The first of seven boats to be built this year recently shipped.
“I can’t wait to test it,” said Joe Hutto, who with fellow Coast Guard retiree Lloyd Wherry is sub-contracting to install sophisticated electronics in the airboats. “I was a Coast Guard captain, but I didn’t pilot airboats. I’ve ridden on airboats, but I’ve never seen one with a steering wheel or a cabin.
“But it’s a very practical application. They should have had these at Katrina.”
Icy work
Although the airboats, which can be shipped in a container to wherever they are needed, may someday help in hurricane rescue, they are being built for ice rescue on the Great Lakes. The reinforced aluminum 22-foot-long hulls can break through ice and withstand the pressure as broken ice “channels” against the side. Enclosed decks will keep them afloat in 4-foot waves with the crew of seven comfortable in an enclosed cabin sitting on air-suspension chairs Hutto and Wherry also will install.

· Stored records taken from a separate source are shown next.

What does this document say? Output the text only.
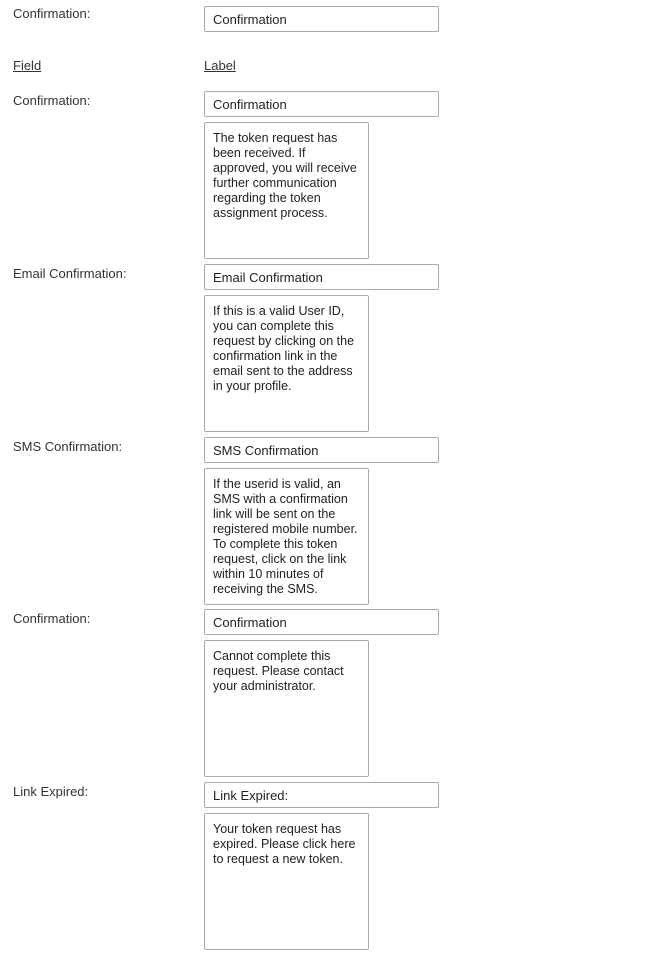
Confirmation:
Confirmation
Field	Label
Confirmation:
Confirmation
The token request has been received. If approved, you will receive further communication regarding the token assignment process.
Email Confirmation:
Email Confirmation
If this is a valid User ID, you can complete this request by clicking on the confirmation link in the email sent to the address in your profile.
SMS Confirmation:
SMS Confirmation
If the userid is valid, an SMS with a confirmation link will be sent on the registered mobile number. To complete this token request, click on the link within 10 minutes of receiving the SMS.
Confirmation:
Confirmation
Cannot complete this request. Please contact your administrator.
Link Expired:
Link Expired:
Your token request has expired. Please click here to request a new token.
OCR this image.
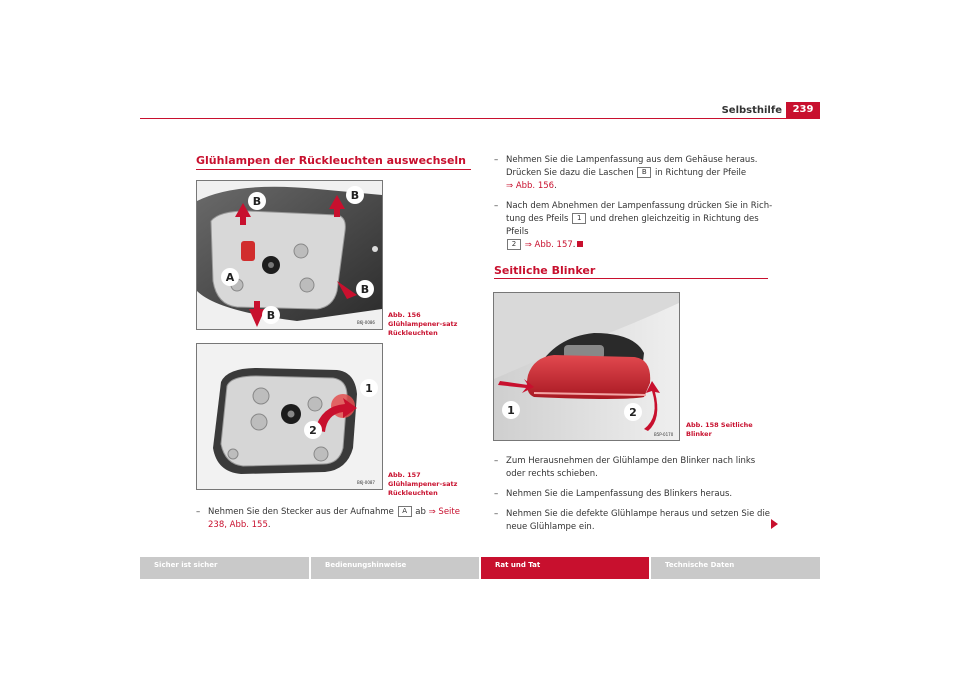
Selbsthilfe	239
Glühlampen der Rückleuchten auswechseln
B	B
A
B
B
B6J-0086
Abb. 156 Glühlampener-satz Rückleuchten
1
2
B6J-0087
Abb. 157 Glühlampener-satz Rückleuchten
– Nehmen Sie den Stecker aus der Aufnahme A ab ⇒ Seite 238, Abb. 155.
– Nehmen Sie die Lampenfassung aus dem Gehäuse heraus.
Drücken Sie dazu die Laschen B in Richtung der Pfeile
⇒ Abb. 156.
– Nach dem Abnehmen der Lampenfassung drücken Sie in Rich-
tung des Pfeils 1 und drehen gleichzeitig in Richtung des Pfeils
2 ⇒ Abb. 157.
Seitliche Blinker
1	2
B5P-0170
Abb. 158 Seitliche Blinker
– Zum Herausnehmen der Glühlampe den Blinker nach links oder rechts schieben.
– Nehmen Sie die Lampenfassung des Blinkers heraus.
– Nehmen Sie die defekte Glühlampe heraus und setzen Sie die neue Glühlampe ein.
Sicher ist sicher	Bedienungshinweise	Rat und Tat	Technische Daten
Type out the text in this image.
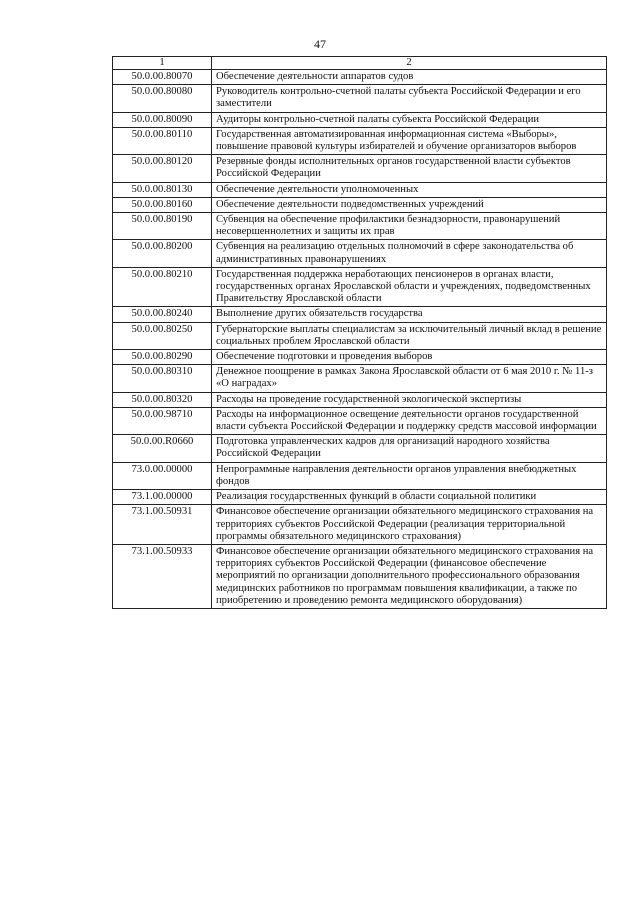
47
1	2
50.0.00.80070	Обеспечение деятельности аппаратов судов
50.0.00.80080	Руководитель контрольно-счетной палаты субъекта Российской Федерации и его заместители
50.0.00.80090	Аудиторы контрольно-счетной палаты субъекта Российской Федерации
50.0.00.80110	Государственная автоматизированная информационная система «Выборы», повышение правовой культуры избирателей и обучение организаторов выборов
50.0.00.80120	Резервные фонды исполнительных органов государственной власти субъектов Российской Федерации
50.0.00.80130	Обеспечение деятельности уполномоченных
50.0.00.80160	Обеспечение деятельности подведомственных учреждений
50.0.00.80190	Субвенция на обеспечение профилактики безнадзорности, правонарушений несовершеннолетних и защиты их прав
50.0.00.80200	Субвенция на реализацию отдельных полномочий в сфере законодательства об административных правонарушениях
50.0.00.80210	Государственная поддержка неработающих пенсионеров в органах власти, государственных органах Ярославской области и учреждениях, подведомственных Правительству Ярославской области
50.0.00.80240	Выполнение других обязательств государства
50.0.00.80250	Губернаторские выплаты специалистам за исключительный личный вклад в решение социальных проблем Ярославской области
50.0.00.80290	Обеспечение подготовки и проведения выборов
50.0.00.80310	Денежное поощрение в рамках Закона Ярославской области от 6 мая 2010 г. № 11-з «О наградах»
50.0.00.80320	Расходы на проведение государственной экологической экспертизы
50.0.00.98710	Расходы на информационное освещение деятельности органов государственной власти субъекта Российской Федерации и поддержку средств массовой информации
50.0.00.R0660	Подготовка управленческих кадров для организаций народного хозяйства Российской Федерации
73.0.00.00000	Непрограммные направления деятельности органов управления внебюджетных фондов
73.1.00.00000	Реализация государственных функций в области социальной политики
73.1.00.50931	Финансовое обеспечение организации обязательного медицинского страхования на территориях субъектов Российской Федерации (реализация территориальной программы обязательного медицинского страхования)
73.1.00.50933	Финансовое обеспечение организации обязательного медицинского страхования на территориях субъектов Российской Федерации (финансовое обеспечение мероприятий по организации дополнительного профессионального образования медицинских работников по программам повышения квалификации, а также по приобретению и проведению ремонта медицинского оборудования)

When not crashing through the ice, the airboats can skim over frozen lakes, snow, mud or even wet vegetation, Matt said. The 525-horsepower motor can push the airboat through open water to a rescue site up to 10 miles offshore at a top speed of 40 to 50 mph.
‘Something unique’
The airboats are the result of a lifetime spent on the water and boat building.
Matt grew up on the Kansas River in North Lawrence in a family devoted to fishing, boating and other water sports. As a young adult, he moved to Virginia, where he worked in the shipyards building aircraft carriers and submarines. After the Cains returned to Kansas in 1991, he started building airboats for use on the Kansas River. Eventually, he started making aluminum boats for his own use and for commercial customers.
When showing the commercial boats at shows with his personal airboat with its enclosed cabin in tow, people told him he should build boats like it for emergency crews.
“That’s when I realized we had something unique,” he said.
With that encouragement, Matt and Cathy started building commercial airboats out of a shop in De Soto, ultimately moving to East 23rd Street in Lawrence.
On a recent tour of the Cains’ plant, Ryan Lorentz, a commercial loan officer for Kaw Valley State Bank in Topeka said he didn’t realize how elaborate the boats were.
“When you think of airboats you think of three people on seats with a control stick,” he said. “It’s kind of unique to have somebody building an airboat in Kansas. They are pretty creative people.”
Scooting along
With the needed equipment in place, the Cains started building the first Coast Guard boat in mid-January.
The Coast Guard contract allows the company 120 days to deliver a boat with the next boat due 18 days later, Matt said. But the Coast Guard later amended the schedule for the first boat in the contract, he said.
“The Coast Guard upped the schedule 30 days,” Matt said. “They wanted to put it into use while there was still ice on the lake.
“They really make us scoot along. Cathy and I had to work a lot of 16- or 18-hour days.”
The couple also learned there were more regulations and documentation required of the Coast Guard boats.
“The fire departments rely on us to know what we use,” Cathy said. “The government wants everything documented.
“If three years down the road the hull fails, we have to be able to find where the metal came from.”
The Cains have orders for three fire department rescue craft this year in addition to the seven Coast Guard airboats. To accommodate their growing production, they have expanded their 4,000-square-foot shop by taking over 3,000 square feet next door for warehouse space.
The Cains expect more orders. They are fielding inquiries from multiple departments along the Great Lakes, the U.S. Border Patrol and the British Coast Guard, and Matt is considering modifying the current Coast Guard design to fit other needs.
“I want to take the same boat we have here and put jet drives on it to go after what the Coast Guard calls shallow-water boats,” Matt said. “This platform would work very good for that.”